Weekly gas price update for North Carolina

Published 3:03 pm Monday, November 1, 2021

North Carolina gas prices are unchanged in the past week, averaging $3.23 per gallon Monday, November 1, according to GasBuddy’s daily survey of 6,092 stations in North Carolina. Gas prices in North Carolina are 23.9 cents per gallon higher than a month ago and stand $1.34 per gallon higher than a year ago.

According to GasBuddy price reports, the cheapest station in North Carolina is priced at $2.97 per gallon Monday while the most expensive is $3.75 per gallon, a difference of 78.0 cents per gallon.

The national average price of gasoline has risen 0.6 cents per gallon in the last week, averaging $3.38 per gallon Monday.

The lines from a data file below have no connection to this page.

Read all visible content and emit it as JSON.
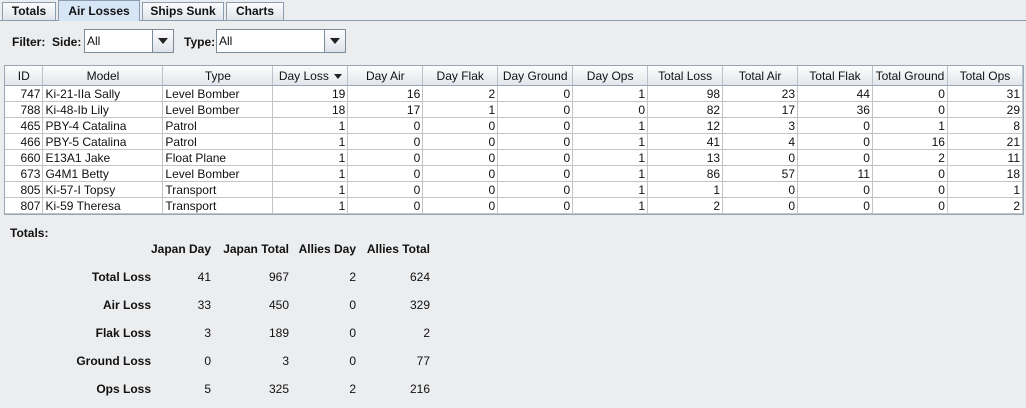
{
  "tabs": [
    {
      "label": "Totals",
      "active": false
    },
    {
      "label": "Air Losses",
      "active": true
    },
    {
      "label": "Ships Sunk",
      "active": false
    },
    {
      "label": "Charts",
      "active": false
    }
  ],
  "filter": {
    "label": "Filter:",
    "side_label": "Side:",
    "side_value": "All",
    "type_label": "Type:",
    "type_value": "All"
  },
  "table": {
    "columns": [
      "ID",
      "Model",
      "Type",
      "Day Loss",
      "Day Air",
      "Day Flak",
      "Day Ground",
      "Day Ops",
      "Total Loss",
      "Total Air",
      "Total Flak",
      "Total Ground",
      "Total Ops"
    ],
    "sorted_column": "Day Loss",
    "rows": [
      [
        "747",
        "Ki-21-IIa Sally",
        "Level Bomber",
        "19",
        "16",
        "2",
        "0",
        "1",
        "98",
        "23",
        "44",
        "0",
        "31"
      ],
      [
        "788",
        "Ki-48-Ib Lily",
        "Level Bomber",
        "18",
        "17",
        "1",
        "0",
        "0",
        "82",
        "17",
        "36",
        "0",
        "29"
      ],
      [
        "465",
        "PBY-4 Catalina",
        "Patrol",
        "1",
        "0",
        "0",
        "0",
        "1",
        "12",
        "3",
        "0",
        "1",
        "8"
      ],
      [
        "466",
        "PBY-5 Catalina",
        "Patrol",
        "1",
        "0",
        "0",
        "0",
        "1",
        "41",
        "4",
        "0",
        "16",
        "21"
      ],
      [
        "660",
        "E13A1 Jake",
        "Float Plane",
        "1",
        "0",
        "0",
        "0",
        "1",
        "13",
        "0",
        "0",
        "2",
        "11"
      ],
      [
        "673",
        "G4M1 Betty",
        "Level Bomber",
        "1",
        "0",
        "0",
        "0",
        "1",
        "86",
        "57",
        "11",
        "0",
        "18"
      ],
      [
        "805",
        "Ki-57-I Topsy",
        "Transport",
        "1",
        "0",
        "0",
        "0",
        "1",
        "1",
        "0",
        "0",
        "0",
        "1"
      ],
      [
        "807",
        "Ki-59 Theresa",
        "Transport",
        "1",
        "0",
        "0",
        "0",
        "1",
        "2",
        "0",
        "0",
        "0",
        "2"
      ]
    ]
  },
  "totals": {
    "label": "Totals:",
    "headers": [
      "Japan Day",
      "Japan Total",
      "Allies Day",
      "Allies Total"
    ],
    "rows": [
      {
        "label": "Total Loss",
        "values": [
          "41",
          "967",
          "2",
          "624"
        ]
      },
      {
        "label": "Air Loss",
        "values": [
          "33",
          "450",
          "0",
          "329"
        ]
      },
      {
        "label": "Flak Loss",
        "values": [
          "3",
          "189",
          "0",
          "2"
        ]
      },
      {
        "label": "Ground Loss",
        "values": [
          "0",
          "3",
          "0",
          "77"
        ]
      },
      {
        "label": "Ops Loss",
        "values": [
          "5",
          "325",
          "2",
          "216"
        ]
      }
    ]
  },
  "icons": {
    "dropdown": "chevron-down-icon",
    "sort": "sort-descending-icon"
  },
  "colors": {
    "active_tab": "#d7e6f6",
    "background": "#ecedef",
    "grid_line": "#c4c4c4"
  }
}
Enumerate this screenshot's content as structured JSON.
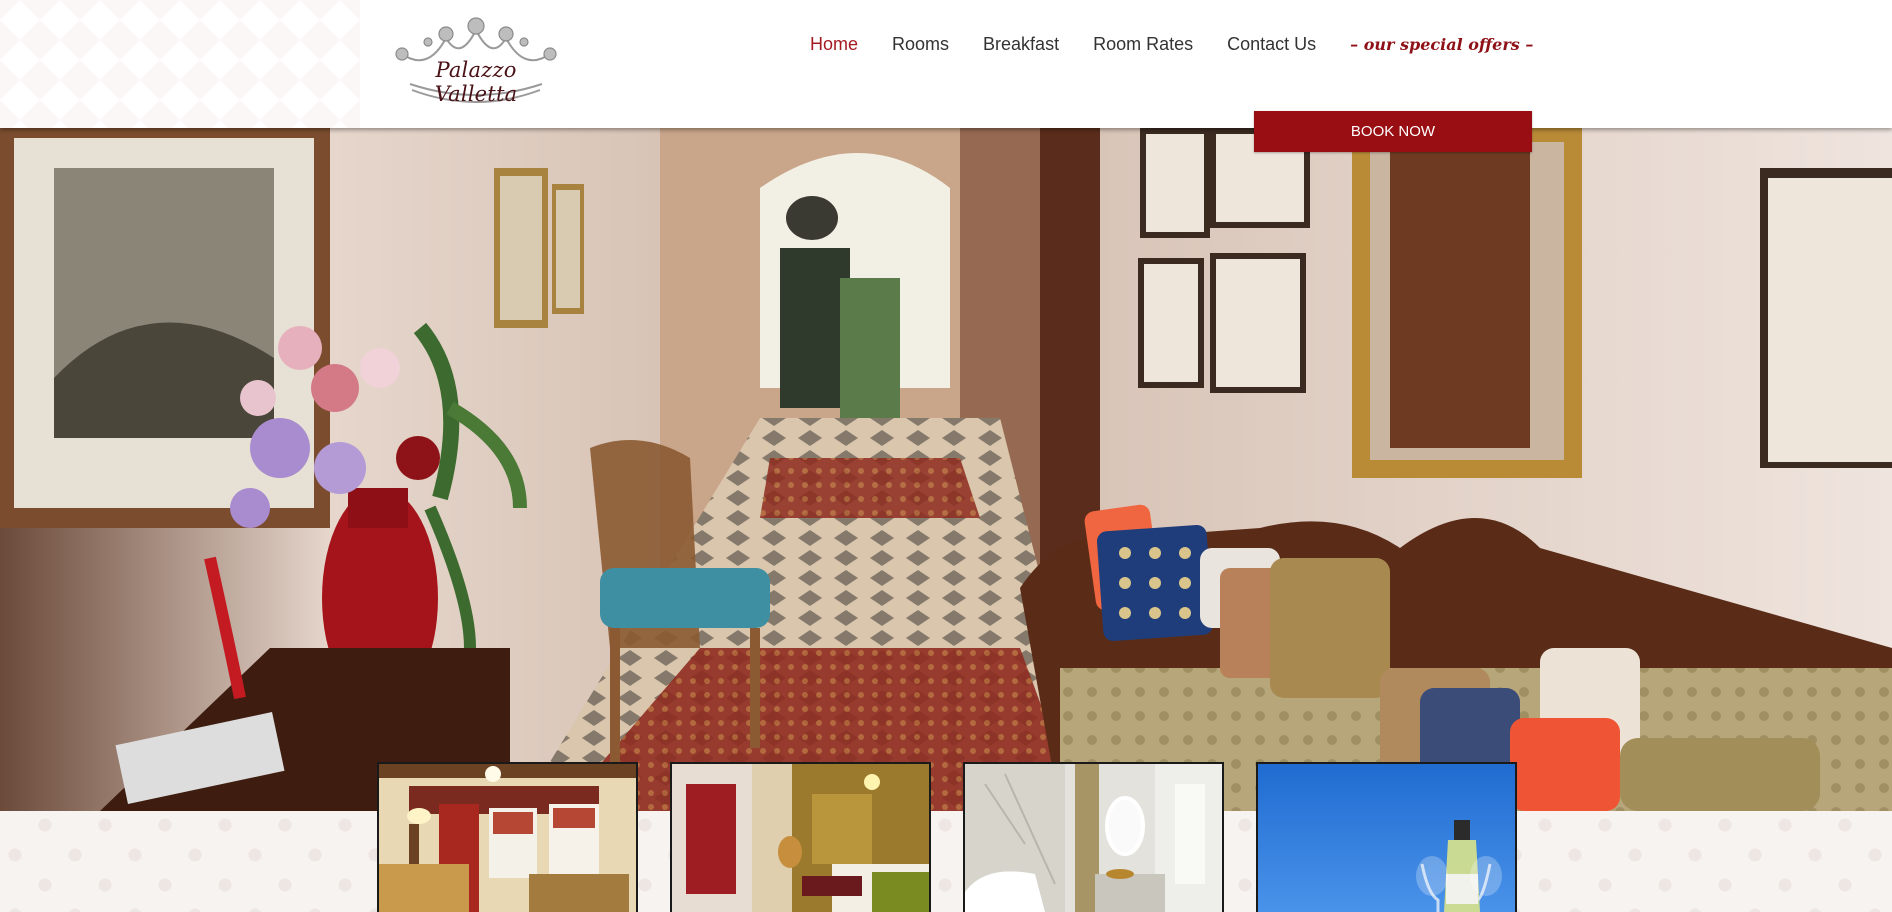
{
  "brand": {
    "logo_text": "Palazzo Valletta",
    "accent_color": "#980e12",
    "active_nav_color": "#a31c22"
  },
  "nav": {
    "items": [
      {
        "label": "Home",
        "active": true
      },
      {
        "label": "Rooms",
        "active": false
      },
      {
        "label": "Breakfast",
        "active": false
      },
      {
        "label": "Room Rates",
        "active": false
      },
      {
        "label": "Contact Us",
        "active": false
      }
    ],
    "special_offers_label": "– our special offers –"
  },
  "cta": {
    "book_now_label": "BOOK NOW"
  },
  "hero": {
    "icon": "hallway-photo"
  },
  "thumbnails": [
    {
      "icon": "bedroom-photo"
    },
    {
      "icon": "suite-photo"
    },
    {
      "icon": "bathroom-photo"
    },
    {
      "icon": "wine-photo"
    }
  ]
}
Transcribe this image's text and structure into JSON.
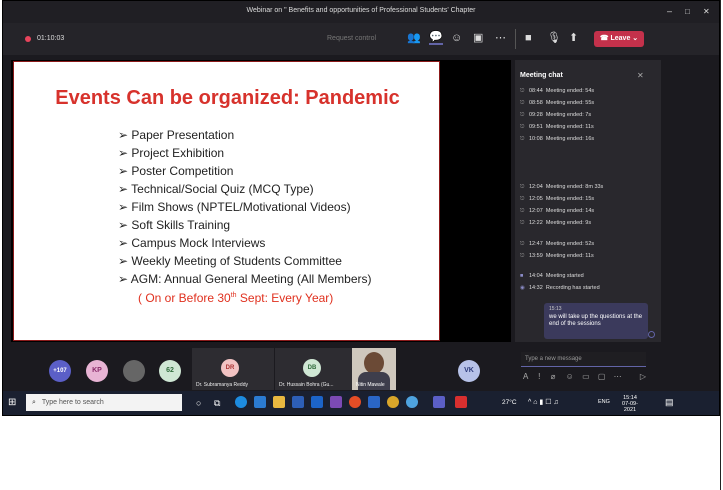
{
  "window": {
    "title": "Webinar on \" Benefits and opportunities of Professional Students' Chapter"
  },
  "toolbar": {
    "timer": "01:10:03",
    "request_control": "Request control",
    "leave_label": "Leave"
  },
  "slide": {
    "title": "Events Can be organized: Pandemic",
    "bullets": [
      "Paper Presentation",
      "Project Exhibition",
      "Poster Competition",
      "Technical/Social Quiz (MCQ Type)",
      "Film Shows (NPTEL/Motivational Videos)",
      "Soft Skills Training",
      "Campus Mock Interviews",
      "Weekly Meeting of Students Committee",
      "AGM: Annual General Meeting (All Members)"
    ],
    "footer_pre": "( On or Before 30",
    "footer_sup": "th",
    "footer_post": " Sept: Every Year)",
    "presenter": "NitinMawale"
  },
  "chat": {
    "title": "Meeting chat",
    "items_a": [
      {
        "time": "08:44",
        "text": "Meeting ended: 54s"
      },
      {
        "time": "08:58",
        "text": "Meeting ended: 55s"
      },
      {
        "time": "09:28",
        "text": "Meeting ended: 7s"
      },
      {
        "time": "09:51",
        "text": "Meeting ended: 11s"
      },
      {
        "time": "10:08",
        "text": "Meeting ended: 16s"
      }
    ],
    "items_b": [
      {
        "time": "12:04",
        "text": "Meeting ended: 8m 33s"
      },
      {
        "time": "12:05",
        "text": "Meeting ended: 15s"
      },
      {
        "time": "12:07",
        "text": "Meeting ended: 14s"
      },
      {
        "time": "12:22",
        "text": "Meeting ended: 9s"
      }
    ],
    "items_c": [
      {
        "time": "12:47",
        "text": "Meeting ended: 52s"
      },
      {
        "time": "13:59",
        "text": "Meeting ended: 11s"
      }
    ],
    "items_d": [
      {
        "time": "14:04",
        "text": "Meeting started"
      },
      {
        "time": "14:32",
        "text": "Recording has started"
      }
    ],
    "message": {
      "time": "15:13",
      "text": "we will take up the questions at the end of the sessions"
    },
    "placeholder": "Type a new message"
  },
  "participants": {
    "overflow": "+107",
    "kp": "KP",
    "n62": "62",
    "dr_initials": "DR",
    "dr_name": "Dr. Subramanya Reddy",
    "db_initials": "DB",
    "db_name": "Dr. Hussain Bohra (Gu...",
    "nitin_name": "Nitin Mawale",
    "vk": "VK"
  },
  "taskbar": {
    "search_placeholder": "Type here to search",
    "temp": "27°C",
    "lang": "ENG",
    "time": "15:14",
    "date": "07-09-2021"
  },
  "colors": {
    "accent": "#6264a7",
    "leave": "#c4314b",
    "slide_title": "#d7322c"
  }
}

The national average is up 19.5 cents per gallon from a month ago and stands $1.26 per gallon higher than a year ago.

Historical gasoline prices in North Carolina and the national average going back 10 years:
November 1, 2020: $1.90 per gallon (U.S. Average: $2.12 per gallon)
November 1, 2019: $2.40 per gallon (U.S. Average: $2.61 per gallon)
November 1, 2018: $2.63 per gallon (U.S. Average: $2.76 per gallon)
November 1, 2017: $2.32 per gallon (U.S. Average: $2.50 per gallon)
November 1, 2016: $2.17 per gallon (U.S. Average: $2.20 per gallon)
November 1, 2015: $2.06 per gallon (U.S. Average: $2.18 per gallon)
November 1, 2014: $2.90 per gallon (U.S. Average: $2.98 per gallon)
November 1, 2013: $3.25 per gallon (U.S. Average: $3.26 per gallon)
November 1, 2012: $3.42 per gallon (U.S. Average: $3.50 per gallon)
November 1, 2011: $3.40 per gallon (U.S. Average: $3.43 per gallon)

Selected areas around the state and their current gas prices:
Fayetteville – $3.20 per gallon, down 3.8 cents per gallon from last week’s $3.24 per gallon.
Charlotte – $3.18 per gallon, up 1.5 cents per gallon from last week’s $3.16 per gallon.
Greensboro – $3.26 per gallon, up 0.9 cents per gallon from last week’s $3.25 per gallon.

“The jump in gas prices that started nearly a month ago is finally running out of steam for the time being, as oil prices have stabilized. Yet, some areas of California are still at or near all-time record highs for prices,” said Patrick De Haan, head of petroleum analysis for GasBuddy. “While California’s high prices will not become a nationwide norm, prices there will likely remain elevated due to refinery issues amidst the surge of rain and other refinery kinks. For most motorists, gas prices are likely to greatly slow their recent ascent, and we could even see some small declines in the week ahead. OPEC is planning to meet next week, and while it doesn’t seem likely there will be any boost in oil output, its meeting and comments could easily drive the market up or down. The odds remain high that gas prices will remain near today’s elevated levels going into the holidays, barring additional OPEC supply.”